Stepanova Iva, Nevsimalova Sona, Hanusova Jaroslava
Department of Neurology, 1st Medical Faculty, Charles University, Prague, Czech Republic.
Sleep. 2005 Jul;28(7):851-7. doi: 10.1093/sleep/28.7.851.
To evaluate the type, duration, and distribution of rhythmic movements in sleep stages in school-aged children and young adults; to find out if cases of rhythmic movement disorder persisting beyond infancy are associated with any daytime symptoms or psychopathology.
All participants underwent neurologic examination, biochemical screening, electroencephalography, neuroimaging, overnight videopolysomnography, and psychologic examination.
Department of Neurology and Sleep Laboratory, 1st Medical Faculty, Charles University, Prague.

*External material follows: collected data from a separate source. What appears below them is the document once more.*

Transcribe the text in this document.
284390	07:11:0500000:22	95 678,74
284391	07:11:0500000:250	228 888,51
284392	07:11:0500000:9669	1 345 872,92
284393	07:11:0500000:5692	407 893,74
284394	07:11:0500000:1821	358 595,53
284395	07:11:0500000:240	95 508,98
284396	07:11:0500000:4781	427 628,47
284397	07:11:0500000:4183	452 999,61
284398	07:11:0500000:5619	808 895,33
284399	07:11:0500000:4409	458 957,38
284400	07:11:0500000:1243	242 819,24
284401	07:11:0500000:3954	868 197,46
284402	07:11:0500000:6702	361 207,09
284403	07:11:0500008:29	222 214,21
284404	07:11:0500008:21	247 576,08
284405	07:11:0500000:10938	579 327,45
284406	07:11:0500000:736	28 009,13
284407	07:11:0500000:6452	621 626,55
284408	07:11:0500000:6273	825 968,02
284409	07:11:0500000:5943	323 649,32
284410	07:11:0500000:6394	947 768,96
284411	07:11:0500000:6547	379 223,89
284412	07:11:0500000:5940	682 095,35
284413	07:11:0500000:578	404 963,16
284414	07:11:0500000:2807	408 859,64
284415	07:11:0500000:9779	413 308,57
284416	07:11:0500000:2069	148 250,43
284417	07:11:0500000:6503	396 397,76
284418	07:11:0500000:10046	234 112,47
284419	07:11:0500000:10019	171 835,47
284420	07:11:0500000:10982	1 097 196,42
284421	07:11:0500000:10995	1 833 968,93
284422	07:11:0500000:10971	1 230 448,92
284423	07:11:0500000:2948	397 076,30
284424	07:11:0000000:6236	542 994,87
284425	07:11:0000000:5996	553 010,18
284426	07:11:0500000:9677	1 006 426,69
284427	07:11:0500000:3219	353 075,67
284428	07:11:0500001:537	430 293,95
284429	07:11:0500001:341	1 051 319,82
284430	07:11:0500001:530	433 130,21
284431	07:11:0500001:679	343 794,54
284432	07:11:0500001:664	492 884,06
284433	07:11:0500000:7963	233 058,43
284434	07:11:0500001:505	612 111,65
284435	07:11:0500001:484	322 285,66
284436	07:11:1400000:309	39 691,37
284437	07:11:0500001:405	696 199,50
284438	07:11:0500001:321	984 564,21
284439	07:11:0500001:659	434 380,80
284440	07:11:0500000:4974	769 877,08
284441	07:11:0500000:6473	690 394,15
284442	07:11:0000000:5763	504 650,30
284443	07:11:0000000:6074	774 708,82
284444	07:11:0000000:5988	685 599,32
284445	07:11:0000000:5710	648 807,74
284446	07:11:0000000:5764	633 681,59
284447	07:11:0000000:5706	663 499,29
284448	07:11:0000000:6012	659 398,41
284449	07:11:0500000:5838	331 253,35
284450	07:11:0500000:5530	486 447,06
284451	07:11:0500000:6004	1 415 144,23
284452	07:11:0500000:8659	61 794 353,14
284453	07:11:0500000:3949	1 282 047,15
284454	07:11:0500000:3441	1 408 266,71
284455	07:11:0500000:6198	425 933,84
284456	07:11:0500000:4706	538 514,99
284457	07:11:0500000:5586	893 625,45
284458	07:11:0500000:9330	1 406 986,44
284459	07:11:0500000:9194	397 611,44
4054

Ten subjects referred to the sleep disorders center because of rhythmic movement disorder. Five males, 5 females; age range, 7-24 years; mean age 14.7 +/- 5.69 years.
None.
Biochemical screening, electroencephalogram, and neuroimaging were unremarkable in all cases. According to duration, 2 types of rhythmic movements were observed on polysomnography: longer episodes appeared in wakefulness and in non-rapid eye movement stage 1 sleep, while shorter episodes (2-80 seconds) occurred during non-rapid eye movement stage 2, non-rapid eye movement stage 3-4, and rapid eye movement sleep. According to sleep-stage distribution, we defined (a) rhythmic movements prevailing in the first half of the night and in the morning hours, usually associated with wakefulness or superficial sleep; (b) rhythmic movements occurring throughout the night in all sleep stages; (c) rhythmic movements prevailing in the second half of the night and mainly associated with rapid eye movement sleep. Psychologic examination showed symptoms of the attention-deficit/hyperactivity disorder in 6 cases.
According to our study, rhythmic movement disorder persisting beyond infancy may be connected with various daytime symptoms; a strong association between rhythmic movement disorder and attention-deficit/hyperactivity disorder was found in school-aged children. We speculate that pathogenetic mechanisms similar to those in attention-deficit/hyperactivity disorder are involved in rhythmic movement disorder or that symptoms of attention-deficit/hyperactivity disorder may be secondary to rhythmic movement disorder.
评估学龄儿童和青年成人睡眠阶段节律性运动的类型、持续时间和分布情况;查明婴儿期后持续存在的节律性运动障碍病例是否与任何日间症状或精神病理学有关。
所有参与者均接受了神经学检查、生化筛查、脑电图检查、神经影像学检查、夜间视频多导睡眠图检查和心理检查。
布拉格查理大学第一医学院神经科和睡眠实验室。
10名因节律性运动障碍转诊至睡眠障碍中心的受试者。5名男性,5名女性;年龄范围7 - 24岁;平均年龄14.7±5.69岁。
无干预。
所有病例的生化筛查、脑电图和神经影像学检查均无异常。根据持续时间,在多导睡眠图上观察到两种类型的节律性运动:较长的发作出现在清醒期和非快速眼动睡眠1期,而较短的发作(2 - 80秒)出现在非快速眼动睡眠2期、非快速眼动睡眠3 - 4期和快速眼动睡眠期。根据睡眠阶段分布,我们定义了:(a) 在前半夜和上午时段占主导的节律性运动,通常与清醒或浅睡眠相关;(b) 在所有睡眠阶段整夜出现的节律性运动;(c) 在后半夜占主导且主要与快速眼动睡眠相关的节律性运动。心理检查显示6例有注意力缺陷/多动障碍症状。
根据我们的研究,婴儿期后持续存在的节律性运动障碍可能与各种日间症状有关;在学龄儿童中发现节律性运动障碍与注意力缺陷/多动障碍之间存在密切关联。我们推测,与注意力缺陷/多动障碍类似的发病机制参与了节律性运动障碍,或者注意力缺陷/多动障碍的症状可能继发于节律性运动障碍。